I’m not proud of this, but one of my biggest pet peeves is the sound of someone eating with their mouth open. I go out of my way to make sure my lips are sealed when I’m eating. It’s not a difficult task and I don’t see why the entire world can’t do the same. About five percent of Thais are capable. They eat with mouth wide between every bite and once everything is grounded to a swallowable size, they smack their lips and tongue like a basset hound eating a peanut butter sandwich.

Muffler-less vehicles
There’s no muffler laws in Thailand. The same kids with self-esteem issues who blast music from their trucks also have the loudest motorcycles on the road.

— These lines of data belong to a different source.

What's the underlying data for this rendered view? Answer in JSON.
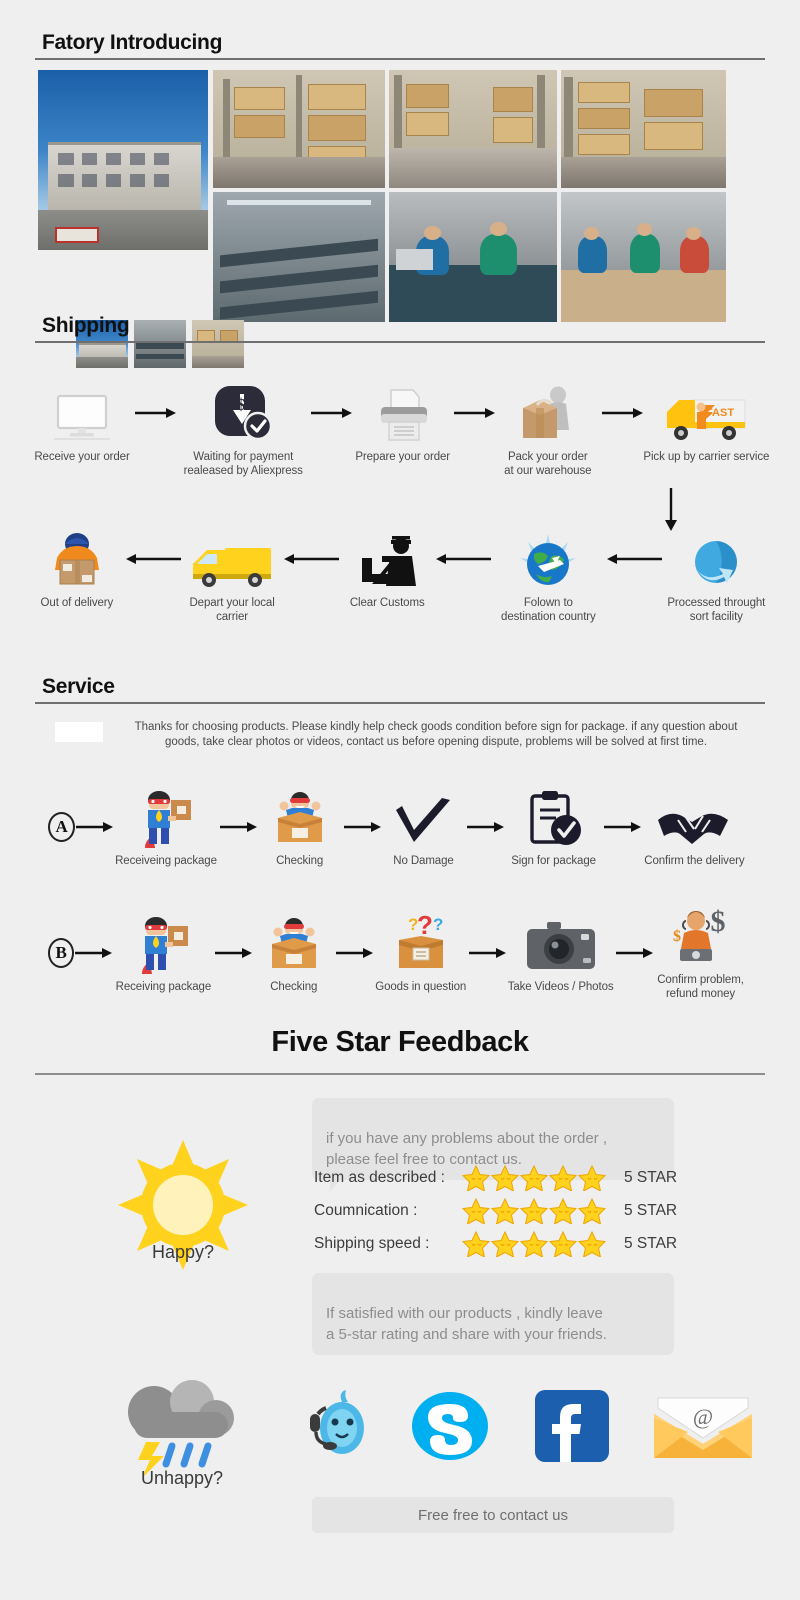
{
  "sections": {
    "factory": {
      "title": "Fatory Introducing"
    },
    "shipping": {
      "title": "Shipping"
    },
    "service": {
      "title": "Service",
      "note_line1": "Thanks for choosing products. Please kindly help check goods condition before sign for package. if any question about",
      "note_line2": "goods, take clear photos or videos, contact us before opening dispute, problems will be solved at first time."
    },
    "feedback": {
      "title": "Five Star Feedback"
    }
  },
  "shipping_flow": {
    "row1": [
      {
        "icon": "monitor-icon",
        "label": "Receive your order"
      },
      {
        "icon": "payment-icon",
        "label": "Waiting for payment\nrealeased by Aliexpress"
      },
      {
        "icon": "printer-icon",
        "label": "Prepare your order"
      },
      {
        "icon": "packing-icon",
        "label": "Pack your order\nat our warehouse"
      },
      {
        "icon": "truck-fast-icon",
        "label": "Pick up by carrier service"
      }
    ],
    "row2": [
      {
        "icon": "delivery-person-icon",
        "label": "Out of delivery"
      },
      {
        "icon": "van-icon",
        "label": "Depart your local\ncarrier"
      },
      {
        "icon": "customs-officer-icon",
        "label": "Clear Customs"
      },
      {
        "icon": "globe-plane-icon",
        "label": "Folown to\ndestination country"
      },
      {
        "icon": "sort-facility-icon",
        "label": "Processed throught\nsort facility"
      }
    ]
  },
  "service_flow": {
    "row_a": {
      "badge": "A",
      "steps": [
        {
          "icon": "hero-package-icon",
          "label": "Receiveing package"
        },
        {
          "icon": "open-box-happy-icon",
          "label": "Checking"
        },
        {
          "icon": "checkmark-icon",
          "label": "No Damage"
        },
        {
          "icon": "signed-document-icon",
          "label": "Sign for package"
        },
        {
          "icon": "handshake-icon",
          "label": "Confirm the delivery"
        }
      ]
    },
    "row_b": {
      "badge": "B",
      "steps": [
        {
          "icon": "hero-package-icon",
          "label": "Receiving package"
        },
        {
          "icon": "open-box-happy-icon",
          "label": "Checking"
        },
        {
          "icon": "question-box-icon",
          "label": "Goods in question"
        },
        {
          "icon": "camera-icon",
          "label": "Take Videos / Photos"
        },
        {
          "icon": "refund-agent-icon",
          "label": "Confirm problem,\nrefund money"
        }
      ]
    }
  },
  "feedback": {
    "happy_label": "Happy?",
    "unhappy_label": "Unhappy?",
    "bubble_top": "if you have any problems about the order ,\nplease feel free to contact us.",
    "bubble_bottom": "If satisfied with our products ,  kindly leave\na 5-star rating and share with your friends.",
    "ratings": [
      {
        "label": "Item as described :",
        "stars": 5,
        "value": "5 STAR"
      },
      {
        "label": "Coumnication :",
        "stars": 5,
        "value": "5 STAR"
      },
      {
        "label": "Shipping speed :",
        "stars": 5,
        "value": "5 STAR"
      }
    ],
    "contact_icons": [
      "aliexpress-chat-icon",
      "skype-icon",
      "facebook-icon",
      "email-icon"
    ],
    "contact_bar_text": "Free free to contact us"
  },
  "colors": {
    "background": "#efefef",
    "rule": "#6f6f6f",
    "star": "#ffd21e",
    "star_border": "#f5a623",
    "sun": "#ffd21e",
    "skype": "#00aff0",
    "facebook": "#1b5fae",
    "envelope": "#f7b23b",
    "bubble": "#e4e4e4",
    "bubble_text": "#8d8d8d"
  }
}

They fly down the road without the slightest apology in their faces.

This one can’t really be helped and I don’t mind it, but Thai homes don’t need insulation, therefore when it rains, it sounds like you’re inside a pole barn. It’s loud and talking to someone on the phone is not possible with heavy rainfall.

In-bus movie or music
Long bus rides can be tolerable when I have a good book and my iPod, but both are cancelled out with a movie or television show on the bus TV. It’s rarely at a reasonable volume where only the people on the bus can hear it and not the farmer in the field we’re passing 50 meters away. If there’s not a TV, many times there will be music. For this reason, I’m always sure my iPod has plenty of Green Day to drown out the Thai tunes (the album Insomniac works best).

Ah, but one year from now I’ll be starting a new job or graduate school and have bills to pay and many responsibilities and I’ll be wishing I was waking up at 6 a.m. to roosters, barking dogs and obnoxious Thai men because that would mean I’m still a Peace Corps Volunteer, the coolest job on the planet.

English Camp

This past weekend, my school hosted a two-day camp to get students excited to learn English. This video shows a few of the activities and songs we prepared for the students. It sounds corny, but I had a really great time and I think the students did too.

Today is day three of four of English camp (today and tomorrow at a different school) for me. It’s been fun, but I can’t wait to be back with my own students.